А отсюда он доходит и до популярной песни «Изменница» П. Горохова (1901): «Бывало, в дни веселые Гулял я, молодец… Любил я деву юную, Как цветик хороша… Изменница презренная Лишь кровь во мне зажгла… И дело совершилося: С тех пор я стал злодей… Теперь в Сибирь далекую Угонят молодца За деву черноокую, За старого купца!» (Эта концовка неожиданно предвосхищает блоковскую: «…За жадные герани, За алые уста!»)
Оглядываясь на рассмотренный материал, мы видим, что в XVIII и первой половине XIX века разрабатывалась преимущественно традиция Я3жм (п. 1–4), во второй половине XIX века – традиция Я3дм (п. 5–8); после этого неудивительно увидеть, что в XX веке эти две традиции скрещиваются и находят, так сказать, общий семантический знаменатель. Это – группа семантических окрасок, более или менее общих для Я3жм и Я3дм (иногда строфы Я3жм и Я3дм в этих стихах даже смешиваются). Если попытаться найти понятие, их объединяющее, то этим понятием будет «простота»: простота предмета, простота чувства, простота мысли – «быт», «песня», «гимн» и «кредо» (п. 9–12).

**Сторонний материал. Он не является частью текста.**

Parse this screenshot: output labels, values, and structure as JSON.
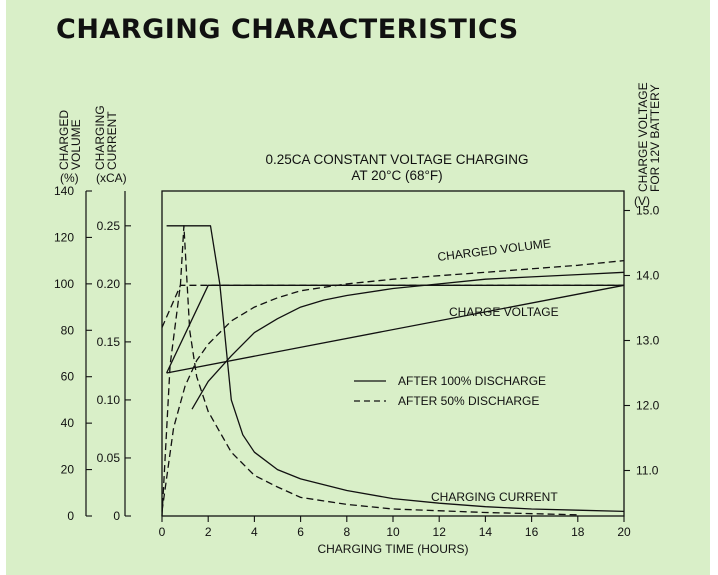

С обобщающей семантической окраской «простоты» мы уже сталкивались, рассматривая 3-ст. хорей. Она оказывается общей у 3-ст. хорея и 3-ст. ямба, несомненно, потому, что оба эти размера – короткие и поэтому ритмически небогатые: ритмическая простота побуждает к семантической простоте.

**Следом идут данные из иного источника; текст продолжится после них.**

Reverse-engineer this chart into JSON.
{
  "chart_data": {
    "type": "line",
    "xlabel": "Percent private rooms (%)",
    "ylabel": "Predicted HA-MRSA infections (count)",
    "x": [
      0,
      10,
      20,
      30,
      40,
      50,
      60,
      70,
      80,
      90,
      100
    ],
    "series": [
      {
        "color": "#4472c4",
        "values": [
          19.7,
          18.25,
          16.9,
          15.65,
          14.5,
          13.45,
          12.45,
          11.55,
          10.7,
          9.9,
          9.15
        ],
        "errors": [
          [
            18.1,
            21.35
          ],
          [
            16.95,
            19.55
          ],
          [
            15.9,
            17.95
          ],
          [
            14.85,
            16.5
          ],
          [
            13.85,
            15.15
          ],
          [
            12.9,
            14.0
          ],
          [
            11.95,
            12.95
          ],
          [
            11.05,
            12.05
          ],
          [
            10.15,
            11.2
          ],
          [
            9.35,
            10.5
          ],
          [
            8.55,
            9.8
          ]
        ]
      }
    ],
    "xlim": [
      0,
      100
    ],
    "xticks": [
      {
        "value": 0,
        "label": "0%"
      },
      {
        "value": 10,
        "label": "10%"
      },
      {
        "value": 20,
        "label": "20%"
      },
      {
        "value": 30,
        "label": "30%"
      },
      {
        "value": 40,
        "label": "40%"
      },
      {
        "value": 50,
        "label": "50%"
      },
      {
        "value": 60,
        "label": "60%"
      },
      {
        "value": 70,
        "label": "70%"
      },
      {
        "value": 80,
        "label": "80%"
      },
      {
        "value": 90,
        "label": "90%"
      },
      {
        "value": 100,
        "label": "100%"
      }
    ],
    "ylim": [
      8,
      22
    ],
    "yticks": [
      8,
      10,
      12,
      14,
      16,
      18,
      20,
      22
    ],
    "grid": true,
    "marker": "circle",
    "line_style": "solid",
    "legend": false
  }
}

9. Я3жм и Я3дм: быт. Эта семантическая окраска развилась из опустившихся в низовую словесность традиций (2) и (6): размер становится знаком среды своего бытования. Этапными произведениями здесь были «Хожу, брожу понурый…» Блока (1906) и особенно «Поповна» (1906, с пародией на «Сватовство» А. К. Толстого?), «Телеграфист» и «Станция» Белого (1908). За ними следуют «Писаря» Потемкина (1910):
Когда весной разводят Дворцовый мост, – не зря Гулять тогда выходят Под вечер писаря…;
«Шарманщик» Рославлева (1911):
…Зачем с тобой, смутьянка, Связался невзначай? Играй, играй, шарманка, Живого отпевай…;
«Почтовый чиновник» Гумилева (1914, первоначальный подзаголовок «Мотив для гитары»):
Ушла… Завяли ветки Сирени голубой, И даже чижик в клетке Заплакал надо мной… —
с цитатой-образцом в концовке: «Разлука ты, разлука, Чужая сторона!» Сюда же примыкает, например, в крестьянских декорациях – у Клюева (1913) «Разохалась старуха Про молодость, про ад…», а в барских декорациях – «Старинный дом» Белого (1908) «Трясутся папильотки, Колышется браслет Напудренной красотки Семидесяти лет…»; ср. у Городецкого, «На Смоленском» (1906): «Краснеют густо щечки, Беззубый рот дрожит, На голые височки Седая прядь бежит…». Лирические черты сочетаются здесь с эпическими, трагические с сатирическими; общий колорит неизменно мрачен, так что неудивительно, что именно этот размер выбрал Ходасевич для стихотворения о самоубийце («Висел он, не качаясь, На узком ремешке…»), а Есенин – о покойнике («Пушистый звон и рута, И камень под крестом…»).
В послереволюционной поэзии эта традиция переключается на изображение умирания старого мещанского мира («Под равнодушный шепот Старушечьей тоски Ты будешь дома штопать Дешевые носки… Постылые иголки; А за стеной зовут, Хохочут комсомолки, Хохочут и живут…» – Корнилов, 1927), или мимолетного обольщения былым уютом («…Спешить, как мне, не надо Гражданочке моей…» – Ушаков, 1929), или безвременно сгорающей молодости («Рябина в огороде Редеет и горит, И в тот же срок приходят Ангина и плеврит…» – Ушаков, 1928).